Turkina Viktoriia, Gringhuis Jelle T, Boot Sanne, Petrignani Annemieke, Corthals Garry, Praetorius Antonia, O'Brien Jake W, Samanipour Saer
Van 't Hoff Institute for Molecular Sciences (HIMS), University of Amsterdam, Amsterdam 1090 GD, Netherlands.
Institute for Biodiversity and Ecosystem Dynamics (IBED), University of Amsterdam, 1090 GE, Amsterdam, Netherlands.
Environ Sci Technol. 2025 Apr 29;59(16):8004-8015. doi: 10.1021/acs.est.4c13026. Epub 2025 Apr 20.
Complex environmental samples contain a diverse array of known and unknown constituents. While liquid chromatography coupled with high-resolution mass spectrometry (LC-HRMS) nontargeted analysis (NTA) has emerged as an essential tool for the comprehensive study of such samples, the identification of individual constituents remains a significant challenge, primarily due to the vast number of detected features in each sample. To address this, prioritization strategies are frequently employed to narrow the focus to the most relevant features for further analysis. In this study, we developed a novel prioritization strategy that directly links fragmentation and chromatographic data to aquatic toxicity categories, bypassing the need for identification of individual compounds. Given that features are not always well-characterized through fragmentation, we created two models: (1) a Random Forest Classification (RFC) model, which classifies fish toxicity categories based on MS1, retention, and fragmentation data─expressed as cumulative neutral losses (CNLs)─when fragmentation information is available, and (2) a Kernel Density Estimation (KDE) model that relies solely on retention time and MS1 data when fragmentation is absent. Both models demonstrated accuracy comparable to that of structure-based prediction methods. We further tested the models on a pesticide mixture in a tea extract measured by LC-HRMS, where the CNL-based RFC model achieved 0.76 accuracy and the KDE model reached 0.61, showcasing their robust performance in real-world applications.
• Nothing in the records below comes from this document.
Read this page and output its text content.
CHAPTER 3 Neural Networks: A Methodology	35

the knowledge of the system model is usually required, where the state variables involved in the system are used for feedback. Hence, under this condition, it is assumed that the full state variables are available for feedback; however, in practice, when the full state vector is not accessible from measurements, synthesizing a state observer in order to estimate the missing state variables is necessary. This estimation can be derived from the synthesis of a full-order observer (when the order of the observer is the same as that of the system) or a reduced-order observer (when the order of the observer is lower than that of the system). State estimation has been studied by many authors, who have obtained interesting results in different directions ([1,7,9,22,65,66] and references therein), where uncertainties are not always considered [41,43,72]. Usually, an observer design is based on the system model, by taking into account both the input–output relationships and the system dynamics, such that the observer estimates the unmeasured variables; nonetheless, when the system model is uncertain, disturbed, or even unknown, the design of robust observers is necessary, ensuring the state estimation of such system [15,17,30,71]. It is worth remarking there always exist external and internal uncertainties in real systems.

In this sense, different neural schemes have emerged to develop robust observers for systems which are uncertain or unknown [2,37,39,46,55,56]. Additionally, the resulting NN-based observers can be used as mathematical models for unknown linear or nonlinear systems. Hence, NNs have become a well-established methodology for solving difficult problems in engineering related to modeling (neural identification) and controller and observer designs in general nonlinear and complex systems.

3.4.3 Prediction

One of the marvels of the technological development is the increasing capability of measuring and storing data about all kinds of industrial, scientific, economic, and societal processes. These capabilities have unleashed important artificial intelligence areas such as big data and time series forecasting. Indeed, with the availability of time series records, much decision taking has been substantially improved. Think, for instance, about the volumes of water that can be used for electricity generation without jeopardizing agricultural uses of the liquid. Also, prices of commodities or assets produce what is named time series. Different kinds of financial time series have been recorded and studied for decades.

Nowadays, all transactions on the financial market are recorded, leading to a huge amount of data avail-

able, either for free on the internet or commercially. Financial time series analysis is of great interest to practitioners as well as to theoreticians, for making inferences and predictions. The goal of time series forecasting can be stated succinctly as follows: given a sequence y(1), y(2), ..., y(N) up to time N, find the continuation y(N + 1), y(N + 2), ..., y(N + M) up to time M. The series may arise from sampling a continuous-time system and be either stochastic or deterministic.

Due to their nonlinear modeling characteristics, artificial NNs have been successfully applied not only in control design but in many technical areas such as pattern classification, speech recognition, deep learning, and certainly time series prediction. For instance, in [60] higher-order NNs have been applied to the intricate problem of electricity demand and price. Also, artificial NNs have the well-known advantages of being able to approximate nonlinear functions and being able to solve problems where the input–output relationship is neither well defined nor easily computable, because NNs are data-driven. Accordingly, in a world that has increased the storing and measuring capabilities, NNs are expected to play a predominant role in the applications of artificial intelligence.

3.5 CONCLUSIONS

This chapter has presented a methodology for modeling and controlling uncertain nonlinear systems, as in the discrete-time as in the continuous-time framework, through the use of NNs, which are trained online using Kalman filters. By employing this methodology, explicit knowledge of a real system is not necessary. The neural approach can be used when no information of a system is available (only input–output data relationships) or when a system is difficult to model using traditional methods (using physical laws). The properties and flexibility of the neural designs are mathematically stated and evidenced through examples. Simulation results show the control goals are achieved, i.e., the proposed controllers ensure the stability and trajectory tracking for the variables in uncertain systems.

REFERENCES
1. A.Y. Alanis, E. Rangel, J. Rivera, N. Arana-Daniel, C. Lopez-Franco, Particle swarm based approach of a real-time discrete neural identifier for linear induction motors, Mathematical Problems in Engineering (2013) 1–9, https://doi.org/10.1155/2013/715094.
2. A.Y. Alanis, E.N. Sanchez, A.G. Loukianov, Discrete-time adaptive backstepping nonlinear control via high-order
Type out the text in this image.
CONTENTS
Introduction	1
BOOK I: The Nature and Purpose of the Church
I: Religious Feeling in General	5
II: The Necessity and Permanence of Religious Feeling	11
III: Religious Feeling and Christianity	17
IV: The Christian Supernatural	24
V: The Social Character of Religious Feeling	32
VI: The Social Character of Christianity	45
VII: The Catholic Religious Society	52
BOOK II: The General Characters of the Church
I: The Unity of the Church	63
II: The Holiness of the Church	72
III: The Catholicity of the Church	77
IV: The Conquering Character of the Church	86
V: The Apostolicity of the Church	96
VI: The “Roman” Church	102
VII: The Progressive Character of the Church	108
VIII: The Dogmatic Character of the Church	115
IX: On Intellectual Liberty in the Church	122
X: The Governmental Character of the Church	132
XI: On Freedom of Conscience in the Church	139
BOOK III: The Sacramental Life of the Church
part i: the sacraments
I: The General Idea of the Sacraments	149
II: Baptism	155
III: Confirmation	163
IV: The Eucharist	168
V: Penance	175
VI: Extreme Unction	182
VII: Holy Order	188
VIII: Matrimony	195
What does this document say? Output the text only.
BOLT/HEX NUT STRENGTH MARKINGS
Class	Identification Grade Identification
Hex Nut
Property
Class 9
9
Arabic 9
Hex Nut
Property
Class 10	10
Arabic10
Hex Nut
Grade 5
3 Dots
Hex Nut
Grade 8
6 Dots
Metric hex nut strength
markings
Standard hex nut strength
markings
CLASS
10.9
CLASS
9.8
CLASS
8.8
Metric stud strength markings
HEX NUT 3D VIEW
复杂的环境样本包含各种各样已知和未知的成分。虽然液相色谱与高分辨率质谱联用(LC-HRMS)的非靶向分析(NTA)已成为对此类样本进行全面研究的重要工具,但识别单个成分仍然是一项重大挑战,主要原因是每个样本中检测到的特征数量众多。为了解决这个问题,通常采用优先级排序策略,将重点缩小到最相关的特征以进行进一步分析。在本研究中,我们开发了一种新颖的优先级排序策略,该策略直接将碎片和色谱数据与水生毒性类别联系起来,无需识别单个化合物。鉴于通过碎片分析并非总能很好地表征特征,我们创建了两个模型:(1)随机森林分类(RFC)模型,当有碎片信息时,该模型根据MS1、保留时间和碎片数据(表示为累积中性损失(CNL))对鱼类毒性类别进行分类;(2)核密度估计(KDE)模型,当没有碎片时,该模型仅依赖保留时间和MS1数据。两个模型都显示出与基于结构的预测方法相当的准确性。我们进一步在通过LC-HRMS测量的茶提取物中的农药混合物上测试了这些模型,其中基于CNL的RFC模型的准确率达到0.76,KDE模型达到0.61,展示了它们在实际应用中的强大性能。